Christmas is also a time for staying local and looking after your nearest and dearest. As a councillor for Unsworth, it was a great pleasure to serve Christmas lunch to the pupils at Sunny Bank Primary School, where I am chair of governors. I'll also be popping into the Elms Community Centre tomorrow for a mince pie or two, and attending the evening carol service at Bury Parish Church.
As the Greater Manchester spokesman on young people, I enjoyed attending an event at Old Trafford this week to celebrate the success of Our Pass, the mayor's project to give free bus travel to teenagers. This scheme will make it easier for them to get to college, stay in training or secure employment, something we can all agree on.

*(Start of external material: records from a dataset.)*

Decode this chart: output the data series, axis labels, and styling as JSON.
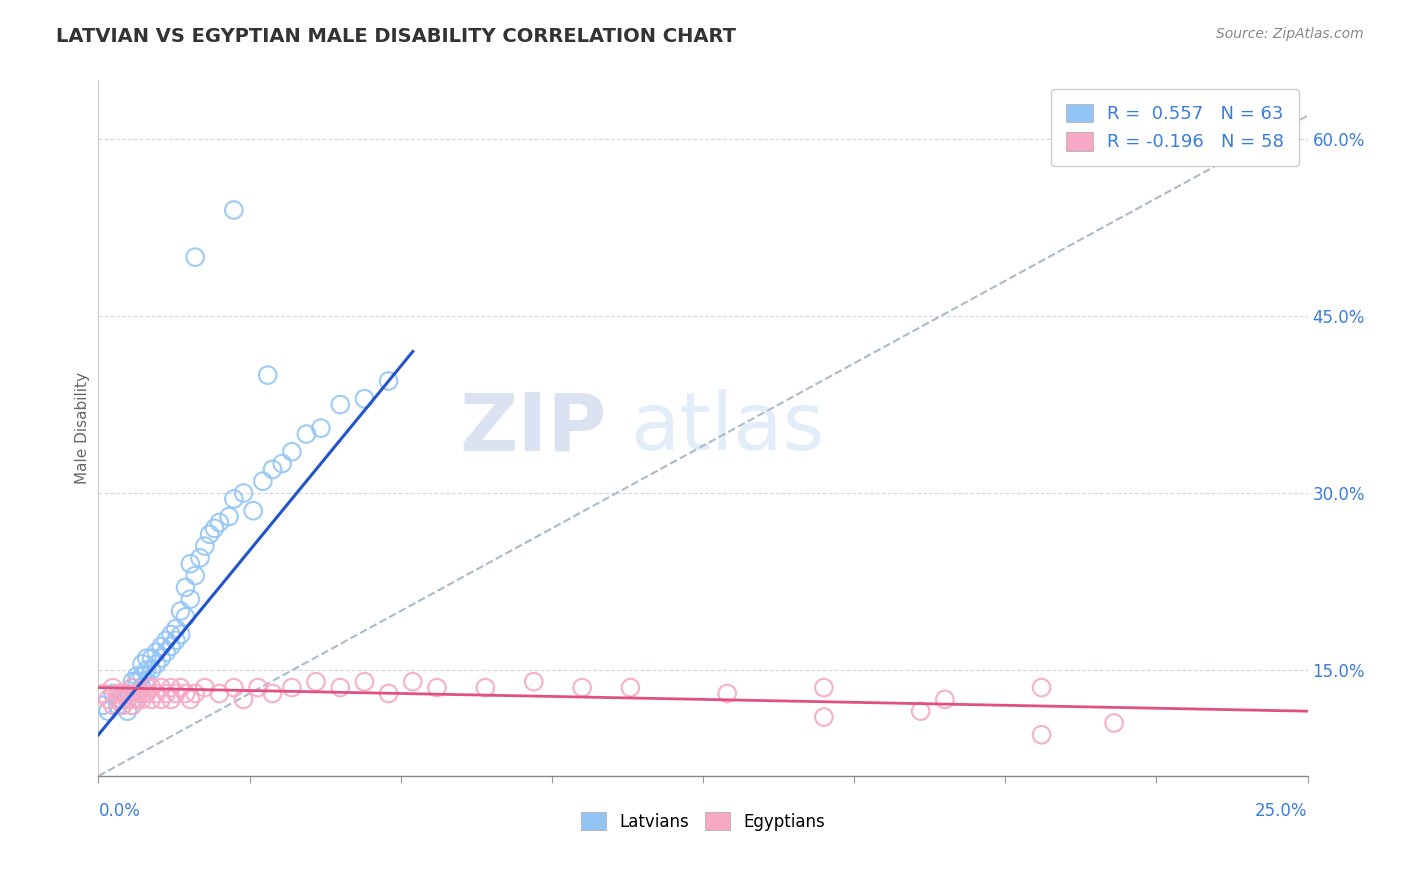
{
  "title": "LATVIAN VS EGYPTIAN MALE DISABILITY CORRELATION CHART",
  "source": "Source: ZipAtlas.com",
  "ylabel": "Male Disability",
  "x_min": 0.0,
  "x_max": 0.25,
  "y_min": 0.06,
  "y_max": 0.65,
  "right_yticks": [
    0.15,
    0.3,
    0.45,
    0.6
  ],
  "right_yticklabels": [
    "15.0%",
    "30.0%",
    "45.0%",
    "60.0%"
  ],
  "latvian_color": "#92c5f5",
  "egyptian_color": "#f7a8c4",
  "latvian_line_color": "#2255cc",
  "egyptian_line_color": "#e05080",
  "ref_line_color": "#aabbcc",
  "legend_latvian_label": "R =  0.557   N = 63",
  "legend_egyptian_label": "R = -0.196   N = 58",
  "bottom_legend_latvian": "Latvians",
  "bottom_legend_egyptian": "Egyptians",
  "watermark_zip": "ZIP",
  "watermark_atlas": "atlas",
  "latvian_x": [
    0.001,
    0.002,
    0.003,
    0.004,
    0.004,
    0.005,
    0.005,
    0.005,
    0.006,
    0.006,
    0.006,
    0.007,
    0.007,
    0.007,
    0.008,
    0.008,
    0.008,
    0.009,
    0.009,
    0.009,
    0.01,
    0.01,
    0.01,
    0.011,
    0.011,
    0.012,
    0.012,
    0.013,
    0.013,
    0.014,
    0.014,
    0.015,
    0.015,
    0.016,
    0.016,
    0.017,
    0.017,
    0.018,
    0.018,
    0.019,
    0.019,
    0.02,
    0.021,
    0.022,
    0.023,
    0.024,
    0.025,
    0.027,
    0.028,
    0.03,
    0.032,
    0.034,
    0.036,
    0.038,
    0.04,
    0.043,
    0.046,
    0.05,
    0.055,
    0.06,
    0.02,
    0.028,
    0.035
  ],
  "latvian_y": [
    0.12,
    0.115,
    0.13,
    0.12,
    0.125,
    0.12,
    0.125,
    0.13,
    0.115,
    0.125,
    0.13,
    0.12,
    0.135,
    0.14,
    0.125,
    0.14,
    0.145,
    0.135,
    0.145,
    0.155,
    0.14,
    0.15,
    0.16,
    0.15,
    0.16,
    0.155,
    0.165,
    0.16,
    0.17,
    0.165,
    0.175,
    0.17,
    0.18,
    0.175,
    0.185,
    0.18,
    0.2,
    0.195,
    0.22,
    0.21,
    0.24,
    0.23,
    0.245,
    0.255,
    0.265,
    0.27,
    0.275,
    0.28,
    0.295,
    0.3,
    0.285,
    0.31,
    0.32,
    0.325,
    0.335,
    0.35,
    0.355,
    0.375,
    0.38,
    0.395,
    0.5,
    0.54,
    0.4
  ],
  "latvian_trend_x": [
    0.0,
    0.065
  ],
  "latvian_trend_y": [
    0.095,
    0.42
  ],
  "egyptian_x": [
    0.001,
    0.002,
    0.003,
    0.003,
    0.004,
    0.004,
    0.005,
    0.005,
    0.005,
    0.006,
    0.006,
    0.007,
    0.007,
    0.007,
    0.008,
    0.008,
    0.009,
    0.009,
    0.01,
    0.01,
    0.011,
    0.011,
    0.012,
    0.013,
    0.013,
    0.014,
    0.015,
    0.015,
    0.016,
    0.017,
    0.018,
    0.019,
    0.02,
    0.022,
    0.025,
    0.028,
    0.03,
    0.033,
    0.036,
    0.04,
    0.045,
    0.05,
    0.055,
    0.06,
    0.065,
    0.07,
    0.08,
    0.09,
    0.1,
    0.11,
    0.13,
    0.15,
    0.175,
    0.195,
    0.21,
    0.17,
    0.15,
    0.195
  ],
  "egyptian_y": [
    0.13,
    0.125,
    0.12,
    0.135,
    0.125,
    0.13,
    0.12,
    0.125,
    0.13,
    0.125,
    0.13,
    0.125,
    0.135,
    0.12,
    0.13,
    0.125,
    0.13,
    0.125,
    0.135,
    0.13,
    0.125,
    0.135,
    0.13,
    0.135,
    0.125,
    0.13,
    0.135,
    0.125,
    0.13,
    0.135,
    0.13,
    0.125,
    0.13,
    0.135,
    0.13,
    0.135,
    0.125,
    0.135,
    0.13,
    0.135,
    0.14,
    0.135,
    0.14,
    0.13,
    0.14,
    0.135,
    0.135,
    0.14,
    0.135,
    0.135,
    0.13,
    0.135,
    0.125,
    0.135,
    0.105,
    0.115,
    0.11,
    0.095
  ],
  "egyptian_trend_x": [
    0.0,
    0.25
  ],
  "egyptian_trend_y": [
    0.135,
    0.115
  ]
}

Sadly, Christmas can be a lonely and difficult time for many people. May I urge you to keep an eye out for your neighbours, especially those who are elderly or vulnerable, and see if they need anything?
I want to say a particular thanks to those people who will not be on holiday over the festive period - from social care workers to NHS staff and the emergency services - who keep us all safe and well.
Have a merry Christmas, a good New Year, a happy Hanukkah - the best of Bury to you all.